Из большой кожаной палатки к Гаю вышел наместник. Он не был рослым и без доспехов выглядел очень стройным, почти худым. В седеющих волосах блестели капли дождя, под глазами – темные круги, и тем не менее вид у него был властный, величавый. Он был в ярко-красном, скорее даже пурпурном плаще, но и без плаща сразу было видно, что это и есть командующий.
– Гай Мацеллий Север Силурик прибыл в твое распоряжение, господин! – Вытянувшись по стойке «смирно», Гай поднял в приветствии руку, не обращая внимания на стекающие со шлема на лицо струи дождя. – Прокуратор в добром здравии и шлет тебе сердечный поклон. Подтверждение этому ты найдешь, прочитав письма, которые он передал для тебя…
– Да, конечно. – Улыбаясь, Агрикола протянул руку, чтобы взять у Гая пакет. – С письмами я ознакомлюсь в палатке, а то, чего доброго, они размокнут под дождем. На тебе, должно быть, и сухой нитки не осталось после такого путешествия. Тацит проводит тебя к костру для офицеров и покажет, где ты будешь спать. – Он жестом указал Гаю на высокого молодого человека с угрюмым лицом, стоявшего чуть поодаль. Позже Гай узнал, что это зять Агриколы. – Думаю, тебе следует остаться здесь до окончания сражения, чтобы потом я мог передать с тобой отчет.
Наместник направился в свою палатку, а Гай, изумленно моргая, уставился ему вслед. Оказывается, он уже успел позабыть, какой это обаятельный человек, а может, просто раньше Агрикола не удостаивал своим вниманием его лично, ведь тогда Гай мало чем отличался от других молодых офицеров, вместе с которыми он участвовал в прошлой кампании.
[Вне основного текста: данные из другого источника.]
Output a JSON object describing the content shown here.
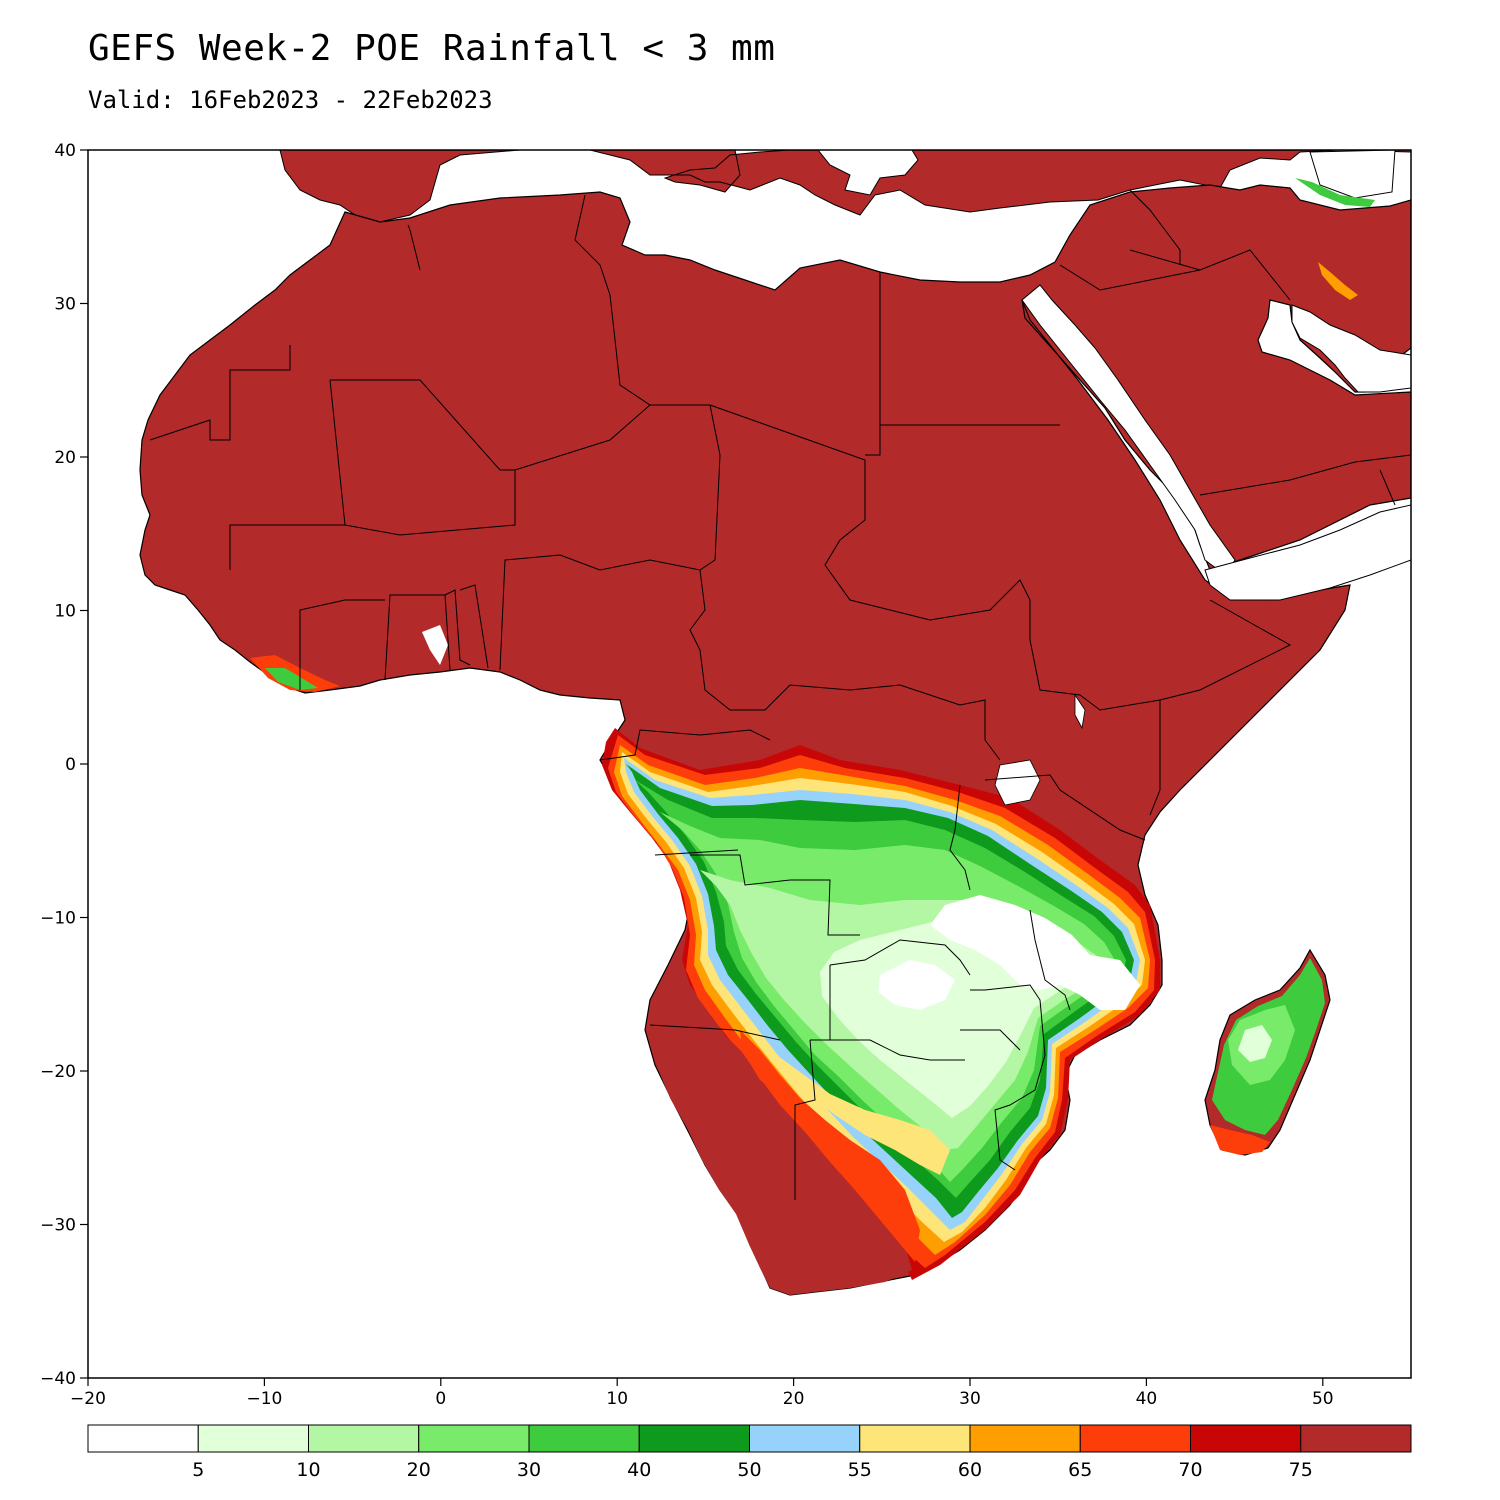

Тацит взял его под локоть, и, морщась от боли в мышцах, которые занемели от долгого сидения в седле, Гай последовал за ним.
Молодой римлянин испытывал огромное удовольствие от того, что вновь сидит у костра в кругу таких же, как он, офицеров, ест горячую похлебку из чечевицы с тушеным мясом и черствым хлебом, пьет кислое вино. Только сейчас Гай понял, как истосковался по духу товарищества, который царил в войсках. Другие трибуны, узнав, что он уже участвовал в военной кампании и умеет не только маршировать по плацу, охотно приняли Гая в свое общество. Вместе с ними он отхлебывал вино из кружки, которую пускали по кругу, и даже дождь, по-прежнему барабанивший по плащу, казался не таким холодным. Гай чувствовал, что все напряжены до предела в преддверии большой битвы, но этого и следовало ожидать. Однако боевой дух войск был на высоте. Несмотря на непогоду, медные латы караульных были начищены до блеска, щиты заново выкрашены, так что даже вмятины были почти незаметны. Молодые штабные офицеры, с которыми он грелся у костра, были по-деловому серьезны, но не испытывали страха перед предстоящей битвой.
– Как вы думаете, удастся ли командующему заставить Калгана принять бой? – поинтересовался Гай.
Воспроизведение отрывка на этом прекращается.